NHK大河ドラマ「麒麟がくる」

今月19日から放送が始まった、本年のNHK大河ドラマ「麒麟がくる」の第1話、早速見ました。

第59作となる今回の大河ドラマの主人公である明智光秀に対しては、正直なところ、個人的に特にこれといった思い入れはありませんが(光秀の事は別に好きでも嫌いでもありません)、私が昔から強い関心を抱いていた室町幕府第13代将軍 足利義輝が本年の大河に登場するらしいと知ったので、義輝が大河の中でどのように描かれるのかが楽しみで、まずは第1話を見てみました。

NHK大河ドラマ「麒麟がくる」 明智光秀


義輝は、少し前までは、同時代に綺羅星の如く存在する数多くの有名な戦国武将達の影に隠れて、影の薄いマイナーな存在でしたが(最後の室町幕府将軍 足利義昭よりもマイナーでした)、近年は、歴史ゲームや歴史小説などの影響なのか、「将軍としての権力は極めて脆弱だったものの、ひとりの武士としては剣技を極めた、メチャメチャ強かった剣豪将軍」「歴代の征夷大将軍の中でも、類例を見ない程の壮絶な最期を遂げた悲運の将軍」として、若い世代にも知られています。
ただ、今回の第1話には、向井理さんが演じるその義輝は登場しませんでした。第2話以降には登場するそうなので、個人的には期待しています♪

NHK大河ドラマ「麒麟がくる」 足利義輝
向井理さんが演じる足利義輝_01
向井理さんが演じる足利義輝_02


足利将軍としては、今回の大河には、義輝の他に義昭も登場するそうです。というか、主人公・光秀との関係性で考えるなら、今回のドラマに於けるメインキャラは、むしろ義輝ではなく義昭のほうですよね。光秀は、信長に仕える前は義昭の家臣でしたから。
ちなみに、義昭は、個人的には昔からどうしても好きにはなれない人物です(笑)。

NHK大河ドラマ「麒麟がくる」 足利義昭


で、とりあえず、「麒麟がくる」の第1話を見た感想ですが、私としては、面白かったです。
この第1話に対して、ネットなどでは賛否両論があったようですが、私は、大河ドラマはあくまでもフィクションであり、娯楽時代劇として楽しむものと認識していますから、厳密な時代考証や風俗考証などをも求めるのは「そもそも野暮ってものでしょう」と思っています。
厳密な考証に基づく歴史ドラマを作成するのであれば、あくまでも、幾多の議論を経て定説として完全に定着している一次資料のみに忠実なドラマを作るべきですが、そんなドラマは、多分堅苦しくてつまらないでしょうしね(笑)。

今回の大河ドラマ、フィクションの割には、
「土岐氏からの美濃奪取は、斎藤道三 一代によるものではなく、斎藤親子二代により成されたもの」
「濃姫にとって、信長との結婚は再婚で、濃姫はその前に一旦土岐家に嫁いでいた」
などの、最新の研究成果が設定やストーリーにも採り入れられていて、そういった所も興味深かったです。
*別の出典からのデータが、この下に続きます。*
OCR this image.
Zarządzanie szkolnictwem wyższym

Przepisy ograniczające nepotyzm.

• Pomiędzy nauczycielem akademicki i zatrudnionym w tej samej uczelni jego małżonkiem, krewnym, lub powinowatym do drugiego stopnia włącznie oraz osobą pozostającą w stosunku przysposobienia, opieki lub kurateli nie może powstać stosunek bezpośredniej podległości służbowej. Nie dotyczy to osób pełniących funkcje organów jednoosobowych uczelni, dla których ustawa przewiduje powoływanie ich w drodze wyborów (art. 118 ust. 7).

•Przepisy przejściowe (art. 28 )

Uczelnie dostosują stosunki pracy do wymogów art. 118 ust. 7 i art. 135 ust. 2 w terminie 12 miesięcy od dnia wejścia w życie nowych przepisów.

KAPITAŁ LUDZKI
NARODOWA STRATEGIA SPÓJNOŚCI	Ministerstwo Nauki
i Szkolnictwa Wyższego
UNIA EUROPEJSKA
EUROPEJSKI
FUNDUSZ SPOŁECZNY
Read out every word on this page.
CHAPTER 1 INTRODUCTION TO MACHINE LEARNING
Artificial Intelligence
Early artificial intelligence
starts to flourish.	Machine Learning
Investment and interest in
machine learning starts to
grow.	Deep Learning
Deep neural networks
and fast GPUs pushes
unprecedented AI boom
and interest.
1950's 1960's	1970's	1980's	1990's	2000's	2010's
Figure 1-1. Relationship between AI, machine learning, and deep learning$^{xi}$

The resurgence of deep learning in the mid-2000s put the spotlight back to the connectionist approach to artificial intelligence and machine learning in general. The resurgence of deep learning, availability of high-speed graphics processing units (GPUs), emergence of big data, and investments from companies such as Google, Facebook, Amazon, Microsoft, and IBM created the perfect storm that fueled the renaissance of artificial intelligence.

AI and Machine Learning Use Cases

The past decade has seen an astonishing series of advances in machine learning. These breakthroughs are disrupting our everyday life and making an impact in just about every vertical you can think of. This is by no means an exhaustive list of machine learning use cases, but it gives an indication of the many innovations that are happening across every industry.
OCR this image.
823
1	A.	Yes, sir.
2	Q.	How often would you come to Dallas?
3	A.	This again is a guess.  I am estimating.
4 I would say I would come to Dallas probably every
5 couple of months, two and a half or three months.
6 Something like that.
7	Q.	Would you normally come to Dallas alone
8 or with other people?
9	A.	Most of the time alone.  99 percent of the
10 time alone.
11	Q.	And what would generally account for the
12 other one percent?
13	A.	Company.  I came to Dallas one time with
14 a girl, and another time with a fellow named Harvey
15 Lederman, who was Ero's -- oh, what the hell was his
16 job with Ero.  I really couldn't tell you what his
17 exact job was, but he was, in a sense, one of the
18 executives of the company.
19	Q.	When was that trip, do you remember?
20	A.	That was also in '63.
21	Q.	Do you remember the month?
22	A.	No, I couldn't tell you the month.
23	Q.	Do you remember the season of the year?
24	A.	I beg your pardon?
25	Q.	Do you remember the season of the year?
あと、延暦寺の僧兵達が、関所で通行人に暴力を振るうなどのシーンもありましたが、あれは恐らく、歴史的な大事件として知られるあの「比叡山焼き討ち」への伏線なのでしょうね。
比叡山の焼き討ちを命令したのは信長ですが、現地での実働部隊としてその中心的な役割を果たしたのは光秀ですし、その事後処理も光秀が一任されていますから。

最終話まで見るかどうかはまだ分りませんが、とりあえず、義輝が壮絶な最期を遂げる「永禄の変」までは、本年の大河、毎週見てみようと思います。